Estudamos 135 ossos temporais de indivíduos adultos, de 21 a 86 anos de ambos os sexos pertencentes à coleção de ossos temporais do Departamento de Morfologia da Faculdade de Ciências Médicas e Biológicas do Botucatu, São Paulo. As peças foram preparadas sob microscópio estereoscópico, utilizanldo-se um motor com broca odontológica. Todo o material era fixado em solução de formol a 10%, de modo que as preparações foram feitas em peças úmidas. As mensurações, foram feitas utilizando-se ocular micrométrica com retículo de 1 cm dividido em milímetros e décimos de milímetro.

Tomamos como ponto de referências para a medida da largura média da fóssula o meio da proeminência do canal do facial e a parte mais alta do promontório voltada para a mesma, de modo que a linha de medida passava aproximadamente pela cabeça do estribo. O estribo de todos os casos estava movel não sendo portanto, portadores de focos de otoesclerose fenéstrica.

Resultados

O estudo revelou uma apreciável variedade na largura da fóssula vestibular conforme mostra a tabela I.

TABELA I

Medidas das Fóssulas examinadas


No material examinado foram encontradas fóssulas que mediam desde 1,2 mm até 2,5 mm de largura, passando por todos os valôres intermediários a estas duas medidas.

Assim os resultados foram reunidos em três grupos:

Fóssulas de largura mínima (Fig. 1 - A, B, C, e D).

Foram registradas 15 (11,11%) que apresentavam de 1,2 mm a 1,5 mm de largura sendo estas medidas as menores encontradas no material examinado. Notamos que nessas fóssulas o estreitamento era uniforme tanto no pólo posterior como no têrço médio onde foi efetuada a medida, enquanto que o pólo anterior era sensivelmente mais largo.



FIG. 1 (A, B, C e D) Fotografia e desenho da parede labiríntica da caixa do tímpano, mostrando fóssulas da janela do vestíbulo de largura mínima. (1) Estribo na fóssula da janela do vestíbulo. (2) Canal Facial. (3) Processo cocleariforme. (4) Promontório. (5) Fóssula da janela da cóelea. (6) Eminência piramidal.

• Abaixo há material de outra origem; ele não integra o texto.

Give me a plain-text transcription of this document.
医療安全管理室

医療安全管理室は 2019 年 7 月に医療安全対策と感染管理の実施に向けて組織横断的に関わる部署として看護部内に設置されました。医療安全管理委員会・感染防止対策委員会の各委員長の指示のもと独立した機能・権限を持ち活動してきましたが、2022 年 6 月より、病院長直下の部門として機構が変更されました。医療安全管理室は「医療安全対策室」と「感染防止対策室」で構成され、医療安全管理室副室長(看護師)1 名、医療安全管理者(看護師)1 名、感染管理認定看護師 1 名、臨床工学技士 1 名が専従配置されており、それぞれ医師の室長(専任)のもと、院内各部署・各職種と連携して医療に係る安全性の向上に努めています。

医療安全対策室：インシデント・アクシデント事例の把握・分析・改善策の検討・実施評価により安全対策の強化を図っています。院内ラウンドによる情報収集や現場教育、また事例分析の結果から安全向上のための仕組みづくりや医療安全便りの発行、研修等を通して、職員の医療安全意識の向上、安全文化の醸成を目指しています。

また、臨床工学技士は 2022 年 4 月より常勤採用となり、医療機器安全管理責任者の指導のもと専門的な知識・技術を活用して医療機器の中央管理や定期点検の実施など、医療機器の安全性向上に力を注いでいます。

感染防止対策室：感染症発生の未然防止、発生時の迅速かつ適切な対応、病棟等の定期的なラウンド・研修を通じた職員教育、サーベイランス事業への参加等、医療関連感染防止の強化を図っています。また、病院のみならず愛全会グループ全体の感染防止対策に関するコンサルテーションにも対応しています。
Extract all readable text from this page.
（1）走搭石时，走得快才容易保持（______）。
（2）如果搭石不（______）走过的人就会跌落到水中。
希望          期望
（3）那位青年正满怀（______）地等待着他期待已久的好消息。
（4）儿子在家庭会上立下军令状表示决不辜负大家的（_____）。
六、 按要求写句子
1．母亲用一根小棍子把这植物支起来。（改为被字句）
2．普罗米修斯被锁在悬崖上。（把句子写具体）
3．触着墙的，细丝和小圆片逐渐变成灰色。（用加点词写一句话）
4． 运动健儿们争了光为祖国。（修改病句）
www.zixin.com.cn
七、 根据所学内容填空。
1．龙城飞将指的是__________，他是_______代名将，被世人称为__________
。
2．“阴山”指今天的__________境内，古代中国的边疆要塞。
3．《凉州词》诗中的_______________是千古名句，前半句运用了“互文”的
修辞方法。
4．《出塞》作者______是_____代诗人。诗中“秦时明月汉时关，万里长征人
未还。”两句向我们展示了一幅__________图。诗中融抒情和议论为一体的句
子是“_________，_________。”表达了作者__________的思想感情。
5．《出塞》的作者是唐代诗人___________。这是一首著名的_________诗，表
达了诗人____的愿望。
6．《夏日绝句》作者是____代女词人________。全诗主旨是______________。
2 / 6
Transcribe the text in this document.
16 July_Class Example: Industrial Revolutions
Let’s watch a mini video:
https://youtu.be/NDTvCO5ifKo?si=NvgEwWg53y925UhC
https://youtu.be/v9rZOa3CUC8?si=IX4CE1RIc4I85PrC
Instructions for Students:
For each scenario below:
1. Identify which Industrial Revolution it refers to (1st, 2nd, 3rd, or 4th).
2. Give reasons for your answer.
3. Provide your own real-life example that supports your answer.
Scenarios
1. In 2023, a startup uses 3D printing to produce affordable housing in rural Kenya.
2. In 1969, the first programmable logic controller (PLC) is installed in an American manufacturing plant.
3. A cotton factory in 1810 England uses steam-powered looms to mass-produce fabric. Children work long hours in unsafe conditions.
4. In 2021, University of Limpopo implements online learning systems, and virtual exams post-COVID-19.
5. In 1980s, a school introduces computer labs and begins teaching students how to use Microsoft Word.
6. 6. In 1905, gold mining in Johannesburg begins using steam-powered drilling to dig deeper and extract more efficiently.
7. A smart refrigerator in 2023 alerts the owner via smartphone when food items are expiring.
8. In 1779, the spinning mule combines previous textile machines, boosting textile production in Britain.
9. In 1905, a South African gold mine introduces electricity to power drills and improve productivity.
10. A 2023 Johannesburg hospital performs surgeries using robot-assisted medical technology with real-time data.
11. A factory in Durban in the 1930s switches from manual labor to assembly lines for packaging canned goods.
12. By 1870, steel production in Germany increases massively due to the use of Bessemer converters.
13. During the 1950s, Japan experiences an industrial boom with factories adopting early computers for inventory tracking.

O mais alto grau de estreitamento da fóssula da janela do vestíbulo foi encontrada em 4 peças uma das quais medindo 1,2 mm de largura e as três outras 1,3 mm. Nestes, a fóssula mais se parecia a uma fenda localizada entre o canal do facial e o promontório (Fig. 1 -A, B e C). A fóssula cuja largura era de 1,2 mm sòmente permitia um espaço diminuto para os ramos do estribo não sendo possível a retirada dêste ossículo íntegro, pois a base (platina) não passava na fóssula devido seu exagerado estreitamento. Neste caso o estreitamento era devido aos seguintes fatores: o canal do facial inteiramente aberto libertando o nervo que se expandia até junto ao estribo; o promontório muito elevado com sua face voltada para a fóssula mais plena do que curva; a eminência piramidal situada mais inferior e posteriormente do que em geral ocorre.

Fóssulas de largura média (Fig. 2 -A, B, C, e D). - Neste grupo enquadramos 83 fóssulas (61,48%) cuja largura variava entre 1,6 mm a 2 mm. Estas, embora mais freqüentes, apresentam certas variações no que diz respeito aos pólos anterior e posterior. Nossas observações mostraram que na maioria dos casos o pólo anterior da fóssula vestibular é o ponto em que ela possui largura máxima (Fig. n.º 2-A e B) contudo, em 18 destas peças este pólo se apresentava mais estreito do que o têrço médio e era produzido pelo processo cocleariforme do semicanal do músculo tensor do tímpano que se projetava sóbre a fóssula de modo a torná-la mais estreita. (Fig. 2-C e D.) O pólo posterior é sempre mais estreito do que o têrço médio quando o pontículo do promontório está presente (Fig. 2 - B, C e D). Em 76 casos êste pólo era mais estreito e em todos o pontículo existia. O pólo posterior da fóssula é sempre estreitado pelo pontículo do promontório e êste estreitamento pode ser mais acentuado, dependendo da forma e da posição do pontículo em relação à fóssula e da posição e dimensão da eminência piramidal.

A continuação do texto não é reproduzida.